There's been a lot of hay made in the news recently about certain ordinances recently passed in Farmers Branch, Texas, and similar laws recently put on hold by federal injunction in Hazleton, Pennsylvania. I love this new tactic in fighting illegal immigration. I liken it to the war on drugs.

See, attempts to stop the flow of drugs into the country have been fruitless at best, despite ever-increasing penalties for trafficking and unprecedented international policing efforts. But the simple fact is that as long as demand for drugs remain high, there are profits to be made for the suppliers that are worth risking the penalties, no matter how severe we make them, especially for lower-income people who can make the kind of money they have no chance to make legitimately. No, the only way to stop illegal drugs will be to make people no longer want to buy them--or at least not be willing to shell out the kind of money that keeps the trade profitable. That's pretty damned hard to do with addictive substances--almost to the point of futility.

But illegal immigration isn't an addiction, and these laws in Farmers Branch and Hazleton appear to be an effort to similarly attack an unwanted commodity from the demand side. Illegals want to come here because they can live better below the poverty line here than they can under average circumstances in their home countries. And employers enjoy having them here because they'll work for slave wages. And as long as those two conditions are true, all the fences, walls, border patrols, and armed dirigibles in the world won't stop people from coming here illegally. Instead, we need to make life more difficult for those who've broken our laws to enter this country. We need to make it more difficult for them to find places to live and work, and the only way to do this is to make it less profitable and more hazardous to business for landlords and other businesses to rent to and hire them.
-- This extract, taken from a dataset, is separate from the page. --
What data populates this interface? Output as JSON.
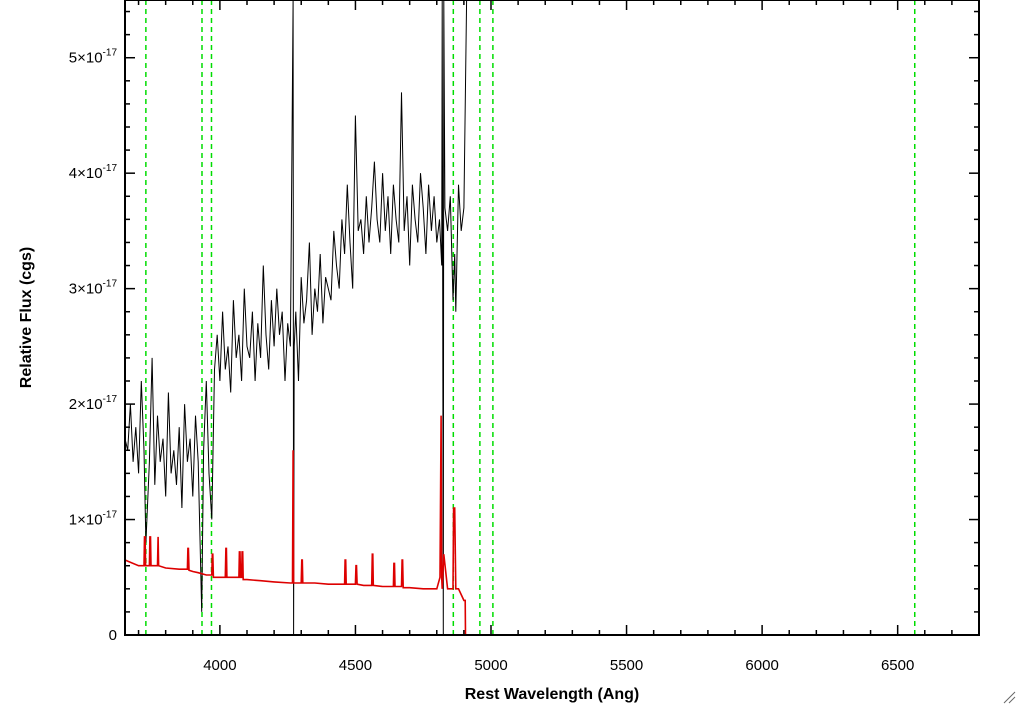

Once we decrease the tide of illegals, then it will become harder for the truly dangerous to hide themselves among them, and we can accomplish this through these laws for far less taxpayer cost than we can with more walls and guards.

And yet the ACLU (along with some other groups) still refuses to see the threat to national security posed by unchecked illegal immigration, saying among other things that these laws discriminate against Hispanics. Are laws increasing and establishing penalties for Americans assisting federal lawbreakers--whether they're from Central America, China, or the Middle East--more or less discriminatory than the other plans to build walls and mobilize forces exclusively along the Mexican border? The ACLU's apparently willful narrow-mindedness on this issue, and others pertaining to issues of national security, earns them a permanent link on my Enemies List.

Friday, November 03, 2006

Halloween

...is over, thank God. This is a holiday without much of an upside for me. My bad food habits run more towards chips than candy, for one thing. Sure, there's always the fact that a lot of women use the holiday as an excuse to get dressed up like hookers on the stroll, but the only Halloween party I was invited to this year was at the office, so that aspect would have been ruined by middle-aged women with midsections textured like trays of freshly baked cinnamon rolls. And that was before I got caught up in the opening series of the '06-'07 flu season. There's nothing more obnoxious than trying to get from couch or bed to the bathroom in complete darkness so as to avoid little hands pounding on my door to beg for candy. Actually, in my neighborhood, the most common costume is "thug teenager", and they don't trick-or-treat so much as shank-or-treat. But fortunately, my lights-out strategy worked, due in part, that there were more larger groups of kids going around to one another's homes, rather than simply going door to door. And with good reason--my neighborhood has a higher concentration of sex offenders than the Neverland Ranch. Bring on Thanksgiving--any holiday with customs focused on gluttony and football-watching is one that I'm solidly behind!